Yu, who obtained her Ph.D. at the University of California, Berkeley, and Xie, who did her doctoral studies at Carnegie Mellon University, both joined Microsoft Research Silicon Valley in August 2006, and they already are making a significant contribution. A number of entities currently are using knowledge learned via UDMap to filter spam e-mail for real users.
"Both of us had a background in network security," Xie says. "We thought a big problem nowadays with network security is that botnet hosts are prevalent and attackers use botnets to launch spamming attacks."
With Microsoft's Hotmail team also located on the same campus, Xie and Yu took advantage of the proximity to enter into discussions with the product group, getting their hands on some invaluable data in the process.
Xie and Yu note that they benefited greatly from their interaction with the Hotmail team.
"Because we are in Microsoft and Silicon Valley," Yu says, "we were actually quite fortunate. We talked to the product group and got a lot of useful data. Without that, this research probably would not have been possible."
Even so, the sheer volume of the data set the Hotmail group was able to supply posed its own challenges.
"We need to process a tremendous amount of data to extract IP-dynamics information out of it," Yu says. "We were lucky to get access to a large computing infrastructure, Dryad and DryadLINQ, for our implementation. Without that, our ideas might be very nice on paper, but a real-world implementation might take longer to process. With this available infrastructure, the whole processing time is very quick."

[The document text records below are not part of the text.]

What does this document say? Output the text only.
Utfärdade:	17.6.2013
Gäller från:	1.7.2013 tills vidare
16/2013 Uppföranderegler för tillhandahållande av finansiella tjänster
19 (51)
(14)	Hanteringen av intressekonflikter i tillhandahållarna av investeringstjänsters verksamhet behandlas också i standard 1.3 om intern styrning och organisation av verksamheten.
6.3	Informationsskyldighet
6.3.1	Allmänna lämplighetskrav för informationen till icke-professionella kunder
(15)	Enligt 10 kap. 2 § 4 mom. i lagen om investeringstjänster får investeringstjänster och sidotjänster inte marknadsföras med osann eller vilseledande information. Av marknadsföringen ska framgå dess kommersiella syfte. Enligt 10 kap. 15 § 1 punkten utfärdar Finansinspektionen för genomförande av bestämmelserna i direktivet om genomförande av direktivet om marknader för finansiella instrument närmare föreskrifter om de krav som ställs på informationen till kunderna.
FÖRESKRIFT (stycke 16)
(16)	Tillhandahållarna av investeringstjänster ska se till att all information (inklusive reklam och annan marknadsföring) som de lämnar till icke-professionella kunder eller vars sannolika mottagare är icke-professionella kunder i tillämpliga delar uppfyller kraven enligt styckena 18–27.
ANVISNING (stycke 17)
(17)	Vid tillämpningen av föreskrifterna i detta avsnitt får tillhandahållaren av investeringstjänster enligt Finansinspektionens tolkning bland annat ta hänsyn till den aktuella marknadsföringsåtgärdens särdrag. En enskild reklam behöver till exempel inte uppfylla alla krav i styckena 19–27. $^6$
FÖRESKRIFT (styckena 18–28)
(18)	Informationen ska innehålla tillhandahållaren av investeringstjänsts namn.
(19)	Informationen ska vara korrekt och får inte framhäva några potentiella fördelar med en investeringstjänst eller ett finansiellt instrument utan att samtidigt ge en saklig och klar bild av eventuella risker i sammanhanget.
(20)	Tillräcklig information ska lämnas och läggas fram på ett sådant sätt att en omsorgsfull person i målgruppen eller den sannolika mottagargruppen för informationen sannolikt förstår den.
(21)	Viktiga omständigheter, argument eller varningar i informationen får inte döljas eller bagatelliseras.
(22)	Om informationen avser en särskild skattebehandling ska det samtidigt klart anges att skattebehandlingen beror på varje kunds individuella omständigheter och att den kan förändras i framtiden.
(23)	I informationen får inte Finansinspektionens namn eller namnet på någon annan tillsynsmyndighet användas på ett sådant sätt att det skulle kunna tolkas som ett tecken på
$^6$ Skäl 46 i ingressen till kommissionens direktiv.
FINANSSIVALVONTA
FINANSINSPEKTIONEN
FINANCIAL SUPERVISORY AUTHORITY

Finally, Xie and Yu got valuable feedback and help from their coauthors, Achan, Goldszmidt, and Wobber at the lab. Gillum from the Hotmail product group also is supporting their research.
Yu and Xie plan to continue their work, investigating, among other things, IP properties of zombie hosts, which could identify whether they are on a user's computer, a proxy, or a shared computer; if an address falls into a residential or an enterprise IP address range; and whether it corresponds to a DSL line or a wireless line.

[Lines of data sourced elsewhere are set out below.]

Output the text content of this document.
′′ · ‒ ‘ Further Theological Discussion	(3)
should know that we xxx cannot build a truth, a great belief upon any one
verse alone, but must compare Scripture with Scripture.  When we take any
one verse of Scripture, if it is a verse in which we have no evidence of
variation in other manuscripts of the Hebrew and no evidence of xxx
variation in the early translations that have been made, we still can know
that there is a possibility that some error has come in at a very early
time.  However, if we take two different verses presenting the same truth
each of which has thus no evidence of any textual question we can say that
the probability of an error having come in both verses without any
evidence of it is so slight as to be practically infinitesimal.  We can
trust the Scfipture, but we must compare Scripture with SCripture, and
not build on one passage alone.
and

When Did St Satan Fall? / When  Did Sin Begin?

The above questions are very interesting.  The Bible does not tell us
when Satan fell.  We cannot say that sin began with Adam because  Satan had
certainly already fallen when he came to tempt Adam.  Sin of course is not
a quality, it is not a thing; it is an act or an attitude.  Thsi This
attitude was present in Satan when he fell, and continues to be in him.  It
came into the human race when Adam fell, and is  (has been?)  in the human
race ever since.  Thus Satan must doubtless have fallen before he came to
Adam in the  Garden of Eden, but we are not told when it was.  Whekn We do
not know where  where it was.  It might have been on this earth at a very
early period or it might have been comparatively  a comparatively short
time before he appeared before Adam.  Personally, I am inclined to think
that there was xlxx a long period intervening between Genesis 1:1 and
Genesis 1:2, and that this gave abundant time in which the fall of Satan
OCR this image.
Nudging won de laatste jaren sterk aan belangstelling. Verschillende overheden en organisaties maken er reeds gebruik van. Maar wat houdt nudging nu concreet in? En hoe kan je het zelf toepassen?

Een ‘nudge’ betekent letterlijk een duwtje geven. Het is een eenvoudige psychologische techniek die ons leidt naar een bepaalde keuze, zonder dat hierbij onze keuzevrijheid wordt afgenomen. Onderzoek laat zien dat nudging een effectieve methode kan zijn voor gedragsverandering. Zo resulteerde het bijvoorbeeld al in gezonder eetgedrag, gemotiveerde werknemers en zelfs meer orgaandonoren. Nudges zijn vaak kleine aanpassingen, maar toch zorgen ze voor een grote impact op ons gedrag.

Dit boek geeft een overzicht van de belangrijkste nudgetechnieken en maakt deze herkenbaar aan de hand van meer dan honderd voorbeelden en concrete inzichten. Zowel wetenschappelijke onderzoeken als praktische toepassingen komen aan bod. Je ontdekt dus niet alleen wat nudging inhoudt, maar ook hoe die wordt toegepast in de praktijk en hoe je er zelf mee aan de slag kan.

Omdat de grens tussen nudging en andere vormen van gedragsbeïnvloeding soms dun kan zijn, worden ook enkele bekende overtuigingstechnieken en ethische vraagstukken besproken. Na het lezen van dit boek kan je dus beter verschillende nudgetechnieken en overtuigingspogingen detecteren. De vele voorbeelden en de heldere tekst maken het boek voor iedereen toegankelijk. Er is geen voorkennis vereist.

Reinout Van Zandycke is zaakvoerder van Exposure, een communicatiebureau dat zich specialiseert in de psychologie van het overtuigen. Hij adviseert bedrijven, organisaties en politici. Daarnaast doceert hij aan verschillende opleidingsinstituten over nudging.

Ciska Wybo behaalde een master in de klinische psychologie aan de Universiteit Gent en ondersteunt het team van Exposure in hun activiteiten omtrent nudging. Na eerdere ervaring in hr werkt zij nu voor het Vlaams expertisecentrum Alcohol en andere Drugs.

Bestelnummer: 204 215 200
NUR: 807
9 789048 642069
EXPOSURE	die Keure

Then there is the history of such dynamic IP addresses to consider.
"The second direction we're looking at," Xie says, "is the attack history information of IP addresses or IP address ranges. For example, if we know a specific IP address range and that there are a lot of botnet attacks associated with this range, that may indicate that it contains less-well-protected computers. It's also likely that when we talk to a host from that particular IP address range, we need to be aware that there might be botnet hosts behind that range."
"We think exposing IP dynamics to the world is the coolest part of this," Xie smiles. "I think our findings are surprising. Ninety-six percent of mail servers on dynamic IP addresses actually send nothing but spam -- this knowledge was not much exposed before."